Breaking Free from API Costs: How to Run Claude Code Locally with Open-Source LLMs
A significant development in the AI development community has emerged that could change how developers interact with coding assistants. According to developer Akshay Pachaar and the Unsloth team, it's now possible to run Anthropic's Claude Code using entirely local language models, eliminating API costs and keeping all data on your machine.
The Technical Breakthrough
The method centers around a clever workaround involving environment variables. Claude Code, Anthropic's coding-focused AI assistant, can be configured to swap its backend through a single environment variable setting. By pointing the ANTHROPIC_BASE_URL to a local llama.cpp server running on port 8001, developers can redirect all Claude Code requests to whatever model they're running locally.
The setup requires just two environment variables: ANTHROPIC_BASE_URL set to the local server address and a dummy ANTHROPIC_API_KEY. This configuration tricks Claude Code into thinking it's communicating with Anthropic's official API while actually routing requests to the local model.
Step-by-Step Implementation
The Unsloth team has created a comprehensive guide that walks developers through the entire process. According to the source material, the guide covers everything from model download to server setup to actually running Claude Code with the local configuration. While specific technical details aren't provided in the source, the approach reportedly works particularly well with models like Qwen3.5 when served through llama-server.
This method leverages the llama.cpp ecosystem, which has become increasingly sophisticated at serving various model formats locally. The key insight is that Claude Code's API interface can be intercepted and redirected without modifying the application itself, making this approach potentially applicable to other AI tools with similar API-based architectures.
Privacy and Cost Implications
The most significant implications of this development are in two areas: privacy and cost. By keeping all data on the local machine, developers can work with proprietary codebases without worrying about sensitive information being transmitted to external servers. This addresses one of the primary concerns enterprise developers have had about cloud-based AI coding assistants.
Equally important is the cost elimination.
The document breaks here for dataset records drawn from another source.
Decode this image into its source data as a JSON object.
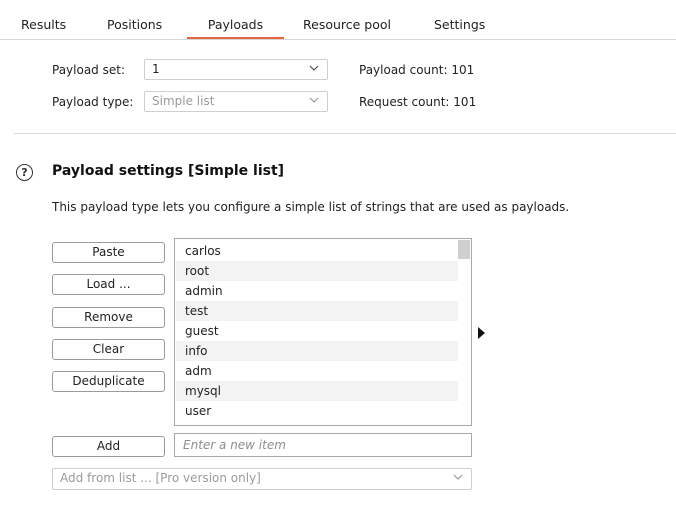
{
  "tabs": [
    {
      "label": "Results"
    },
    {
      "label": "Positions"
    },
    {
      "label": "Payloads",
      "active": true
    },
    {
      "label": "Resource pool"
    },
    {
      "label": "Settings"
    }
  ],
  "payload_set": {
    "label": "Payload set:",
    "value": "1"
  },
  "payload_type": {
    "label": "Payload type:",
    "value": "Simple list"
  },
  "payload_count": {
    "label": "Payload count:",
    "value": "101"
  },
  "request_count": {
    "label": "Request count:",
    "value": "101"
  },
  "settings": {
    "title": "Payload settings [Simple list]",
    "description": "This payload type lets you configure a simple list of strings that are used as payloads."
  },
  "buttons": {
    "paste": "Paste",
    "load": "Load ...",
    "remove": "Remove",
    "clear": "Clear",
    "deduplicate": "Deduplicate",
    "add": "Add"
  },
  "payload_list": [
    "carlos",
    "root",
    "admin",
    "test",
    "guest",
    "info",
    "adm",
    "mysql",
    "user"
  ],
  "new_item": {
    "value": "",
    "placeholder": "Enter a new item"
  },
  "add_from_list": {
    "value": "Add from list ... [Pro version only]"
  },
  "colors": {
    "accent": "#e8643a"
  },
  "icons": {
    "help": "help-circle-icon",
    "chevron": "chevron-down-icon",
    "arrow": "play-arrow-icon"
  }
}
As the source notes, this approach means "no API costs" for "every agentic loop"—referring to the iterative back-and-forth interactions that characterize modern AI-assisted coding. For developers who rely heavily on coding assistants, these costs can accumulate quickly, making local execution particularly attractive for frequent users.
The Broader Trend
This development fits into a larger movement toward local AI execution that has been gaining momentum throughout 2024. As open-source models continue to improve in coding capabilities—with models like Qwen, CodeLlama, and DeepSeek-Coder approaching commercial-grade performance—the gap between proprietary and open-source coding assistants is narrowing.
The technique also highlights an interesting aspect of the current AI ecosystem: many commercial AI tools are built on standardized API interfaces that can be reverse-engineered or redirected. This creates opportunities for interoperability that the original developers may not have anticipated but that benefit the broader developer community.
Practical Considerations
While the source presents this as a straightforward solution, developers should consider several factors. Local execution requires sufficient hardware resources, particularly GPU memory for larger models. The performance of local models, while improving, may not match Claude's latest versions in all coding scenarios. Additionally, developers will need to manage model updates and maintenance themselves rather than relying on a service provider.
However, for developers with appropriate hardware and privacy requirements, this approach offers a compelling alternative to subscription-based or pay-per-token coding assistants. It represents another step toward democratizing AI tools and reducing dependency on large commercial providers.
Looking Forward
As open-source models continue to advance and techniques like this become more widely known, we may see increased pressure on commercial AI providers to offer more flexible deployment options. The ability to run coding assistants locally addresses legitimate concerns about data privacy, cost, and vendor lock-in that have become increasingly prominent in enterprise discussions about AI adoption.
This development also suggests that the future of AI-assisted development might be hybrid: using cloud-based models for certain tasks while keeping sensitive or frequent operations local. The technical approach demonstrated here—intercepting and redirecting API calls—could potentially be applied to other AI tools beyond coding assistants, opening up new possibilities for customization and control in the AI ecosystem.